Alle hoge functies werden enkel door Poorters bekleed, sowieso mochten alleen Poorters bij de stedelijke overheid werken. Was je geen Poorter, dan werd er op je neergekeken, dan was je een ‘provinciaaltje’. Ook het zakendoen werd vergemakkelijkt door het Poorterschap: als je in de schulden zat, dan konden de schuldeisers bij het bestuur van de stad de schuld verhalen.
Burgerlijke stand
Dankzij Napoleon werd het Poorterschap afgeschaft en vervangen door de Burgerlijke Stand (wat voortvloeide uit de Code Civil die weer een onderdeel was van de Code Napoléon). In de burgerlijke stand werd iemands burgerlijke staat opgeschreven, dit betekende dat er akten gemaakt moesten worden bij de geboorte, bij huwelijk, bij echtscheiding of bij overlijden. Napoleon bepaalde dat iedereen een familienaam moest hebben en dat die erfelijk was. Deze familienaam mocht geen patroniem zijn (een vadersnaam, zoals Janszoon). Wie nog geen familienaam had, mocht er een kiezen en aannemen. Vaak hoor je dat we onze achternaam aan Napoleon te danken hebben. Dat is niet helemaal waar. Ook voor Napoleon hadden de mensen al familienamen, alleen niet iedereen. Voor Napoleon werden mensen bij hun voornaam genoemd, bij hun patroniem en soms bij hun familienaam of bijnaam. Dat rare achternamen zoals Naaktgeboren of Poepjes een protest waren tegen de invoering van de burgerlijke stand, is een mythe. Dergelijke namen bestonden ook al voor 1811.
Het invoeren van de burgerlijke stand gebeurde geleidelijk. In de Zuidelijke Nederlanden werd het bijvoorbeeld al in 1796 ingevoerd.

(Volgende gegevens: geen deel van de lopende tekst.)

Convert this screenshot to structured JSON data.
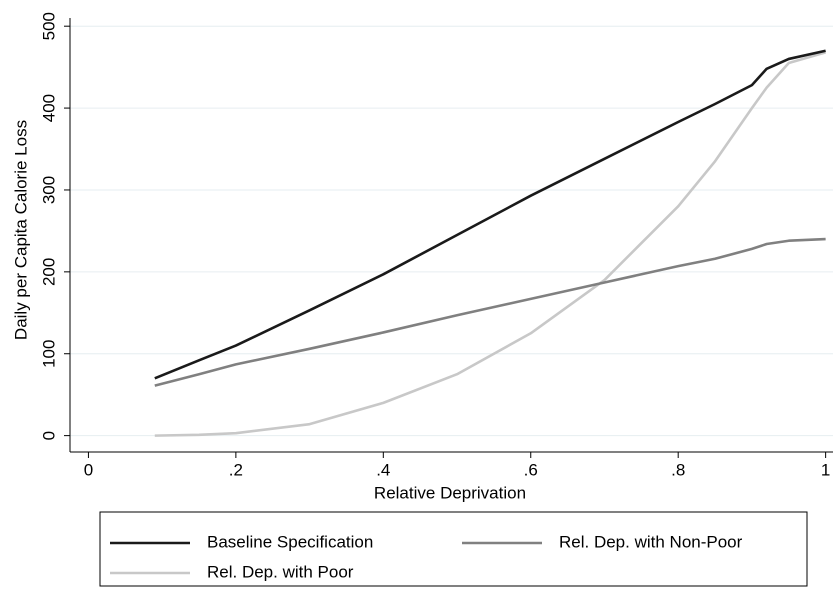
{
  "chart_data": {
    "type": "line",
    "x_label": "Relative Deprivation",
    "y_label": "Daily per Capita Calorie Loss",
    "x": [
      0.09,
      0.15,
      0.2,
      0.3,
      0.4,
      0.5,
      0.6,
      0.7,
      0.8,
      0.85,
      0.9,
      0.92,
      0.95,
      1.0
    ],
    "series": [
      {
        "name": "Baseline Specification",
        "color": "#1a1a1a",
        "values": [
          70,
          92,
          110,
          153,
          197,
          245,
          293,
          338,
          383,
          405,
          428,
          448,
          460,
          470
        ]
      },
      {
        "name": "Rel. Dep. with Non-Poor",
        "color": "#808080",
        "values": [
          61,
          75,
          87,
          106,
          126,
          147,
          167,
          187,
          207,
          216,
          228,
          234,
          238,
          240
        ]
      },
      {
        "name": "Rel. Dep. with Poor",
        "color": "#c8c8c8",
        "values": [
          0,
          1,
          3,
          14,
          40,
          75,
          125,
          190,
          280,
          335,
          400,
          425,
          455,
          468
        ]
      }
    ],
    "xlim": [
      -0.025,
      1.01
    ],
    "ylim": [
      -20,
      510
    ],
    "xticks": [
      0,
      {
        "value": 0.2,
        "label": ".2"
      },
      {
        "value": 0.4,
        "label": ".4"
      },
      {
        "value": 0.6,
        "label": ".6"
      },
      {
        "value": 0.8,
        "label": ".8"
      },
      1
    ],
    "yticks": [
      0,
      100,
      200,
      300,
      400,
      500
    ],
    "grid": true,
    "legend": "bottom"
  }
}
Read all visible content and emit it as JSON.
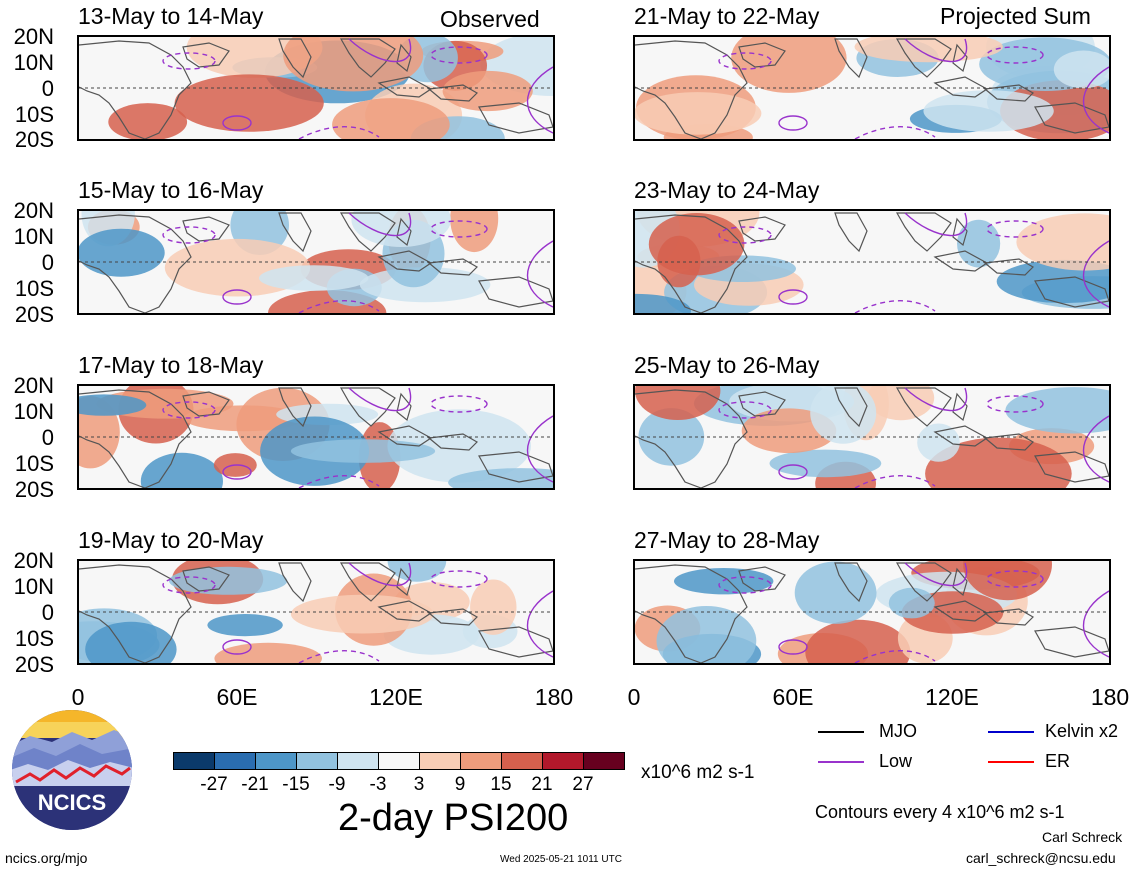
{
  "header": {
    "left_label": "Observed",
    "right_label": "Projected Sum"
  },
  "panels": [
    {
      "title": "13-May to 14-May",
      "column": "left"
    },
    {
      "title": "15-May to 16-May",
      "column": "left"
    },
    {
      "title": "17-May to 18-May",
      "column": "left"
    },
    {
      "title": "19-May to 20-May",
      "column": "left"
    },
    {
      "title": "21-May to 22-May",
      "column": "right"
    },
    {
      "title": "23-May to 24-May",
      "column": "right"
    },
    {
      "title": "25-May to 26-May",
      "column": "right"
    },
    {
      "title": "27-May to 28-May",
      "column": "right"
    }
  ],
  "lat_labels": [
    "20N",
    "10N",
    "0",
    "10S",
    "20S"
  ],
  "lon_labels": [
    "0",
    "60E",
    "120E",
    "180"
  ],
  "colorbar": {
    "ticks": [
      "-27",
      "-21",
      "-15",
      "-9",
      "-3",
      "3",
      "9",
      "15",
      "21",
      "27"
    ],
    "colors": [
      "#0b3a6b",
      "#2a6db0",
      "#4d96c8",
      "#92c2df",
      "#cfe4f0",
      "#f7f7f7",
      "#f8cdb5",
      "#ef9c7c",
      "#d6604d",
      "#b2182b",
      "#67001f"
    ],
    "units": "x10^6 m2 s-1"
  },
  "main_title": "2-day PSI200",
  "legend": {
    "items": [
      {
        "label": "MJO",
        "color": "#000000"
      },
      {
        "label": "Kelvin x2",
        "color": "#0000cc"
      },
      {
        "label": "Low",
        "color": "#9933cc"
      },
      {
        "label": "ER",
        "color": "#ff0000"
      }
    ],
    "contour_note": "Contours every 4 x10^6 m2 s-1"
  },
  "logo": {
    "text": "NCICS"
  },
  "footer": {
    "url": "ncics.org/mjo",
    "timestamp": "Wed 2025-05-21 1011 UTC",
    "author": "Carl Schreck",
    "email": "carl_schreck@ncsu.edu"
  }
}
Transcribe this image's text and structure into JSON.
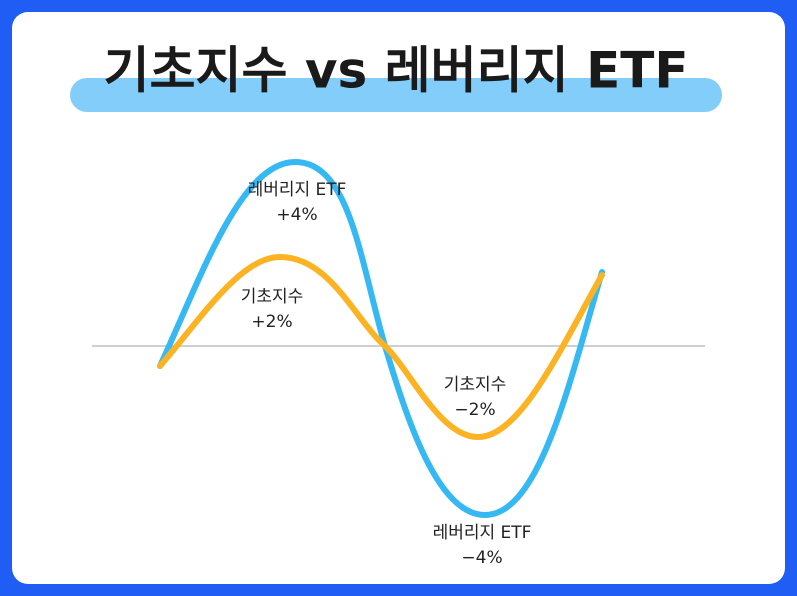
{
  "title": "기초지수 vs 레버리지 ETF",
  "annotations": [
    {
      "name": "레버리지 ETF",
      "change": "+4%"
    },
    {
      "name": "기초지수",
      "change": "+2%"
    },
    {
      "name": "기초지수",
      "change": "−2%"
    },
    {
      "name": "레버리지 ETF",
      "change": "−4%"
    }
  ]
}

Pas in 1811 was het verplicht voor heel Nederland en moesten alle Hollanders zich laten registreren bij het gemeentehuis. De belangrijkste reden om de burgerlijke stand in te voeren was dat het daardoor gemakkelijker werd om de dienstplicht af te dwingen. Ook werd het makkelijker om belasting te heffen.
Als je werd ingeschreven in de burgerlijke stand, werd niet alleen je voornaam en familienaam opgeschreven, maar ook je beroep, je geboortetijd en plaats, de namen en gegevens van je ouders.
In feite veranderde er voor de Amsterdammers niet veel. Eerst was er het Poorterschap, daarna de inschrijving in de burgerlijke stand. Het resultaat was hetzelfde: pas met het briefje had je rechten en hoorde je erbij.